JavaScript by Example

Linked Lists

Linked list: nodes chained through next pointers. Prepend is O(1), while append and lookup require walking the chain.

A linked list is a chain of nodes. Each node holds a value and a reference, or pointer, to the next node. The list has no array index, so most operations work by walking from node to node.
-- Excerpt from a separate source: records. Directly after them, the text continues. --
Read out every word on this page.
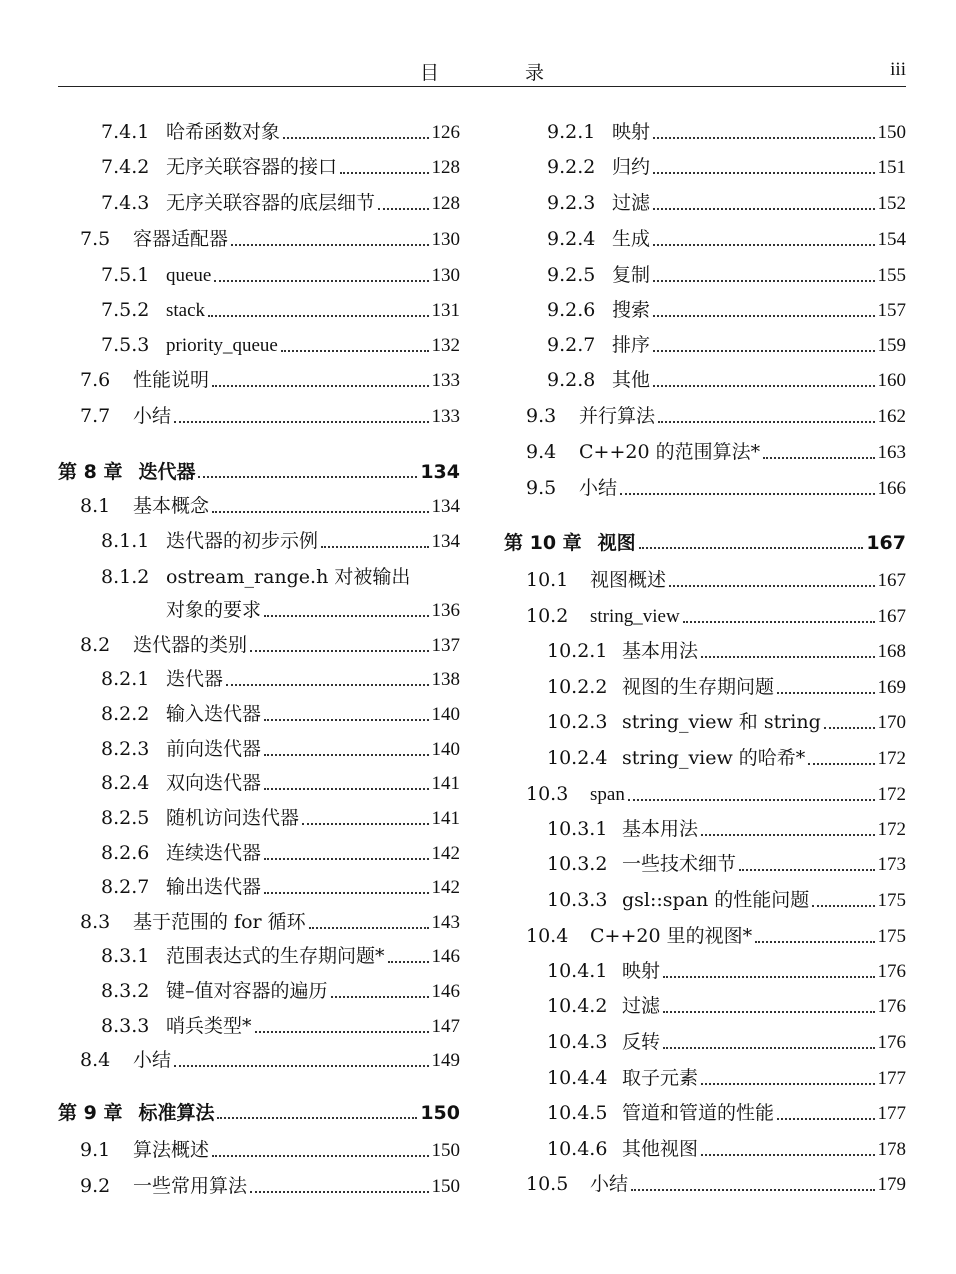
目 录	iii
7.4.1 哈希函数对象	126
7.4.2 无序关联容器的接口	128
7.4.3 无序关联容器的底层细节	128
7.5	容器适配器	130
7.5.1 queue	130
7.5.2 stack	131
7.5.3 priority_queue	132
7.6	性能说明	133
7.7	小结	133
第 8 章 迭代器	134
8.1	基本概念	134
8.1.1 迭代器的初步示例	134
8.1.2 ostream_range.h 对被输出
对象的要求	136
8.2	迭代器的类别	137
8.2.1 迭代器	138
8.2.2 输入迭代器	140
8.2.3 前向迭代器	140
8.2.4 双向迭代器	141
8.2.5 随机访问迭代器	141
8.2.6 连续迭代器	142
8.2.7 输出迭代器	142
8.3	基于范围的 for 循环	143
8.3.1 范围表达式的生存期问题* 146
8.3.2 键–值对容器的遍历	146
8.3.3 哨兵类型*	147
8.4	小结	149
第 9 章 标准算法	150
9.1	算法概述	150
9.2	一些常用算法	150
9.2.1 映射	150
9.2.2 归约	151
9.2.3 过滤	152
9.2.4 生成	154
9.2.5 复制	155
9.2.6 搜索	157
9.2.7 排序	159
9.2.8 其他	160
9.3	并行算法	162
9.4	C++20 的范围算法*	163
9.5	小结	166
第 10 章 视图	167
10.1	视图概述	167
10.2	string_view	167
10.2.1 基本用法	168
10.2.2 视图的生存期问题	169
10.2.3 string_view 和 string	170
10.2.4 string_view 的哈希*	172
10.3	span	172
10.3.1 基本用法	172
10.3.2 一些技术细节	173
10.3.3 gsl::span 的性能问题	175
10.4	C++20 里的视图*	175
10.4.1 映射	176
10.4.2 过滤	176
10.4.3 反转	176
10.4.4 取子元素	177
10.4.5 管道和管道的性能	177
10.4.6 其他视图	178
10.5	小结	179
A minimal singly linked list needs a Node class and a LinkedList class. prepend adds to the front in O(1). append walks to the last node and attaches there in O(n).

class Node {
  constructor(value) {
    this.value = value;
    this.next = null;
  }
}
 
class LinkedList {
  constructor() {
    this.head = null;
    this.size = 0;
  }
 
  prepend(value) {
    const node = new Node(value);
    node.next = this.head;
    this.head = node;
    this.size++;
  }
 
  append(value) {
    const node = new Node(value);
    if (!this.head) {
      this.head = node;
    } else {
      let current = this.head;
      while (current.next) {
        current = current.next; // walk to the last node
      }
      current.next = node;
    }
    this.size++;
  }
 
}
 
const list = new LinkedList();
list.prepend("b");
list.prepend("a");
list.append("c");
console.log(list.size); // 3

In production

In JavaScript application code, arrays are usually the better default. Reach for a linked list only when constant-time insertion or removal is the real bottleneck and you already have a reference to the node.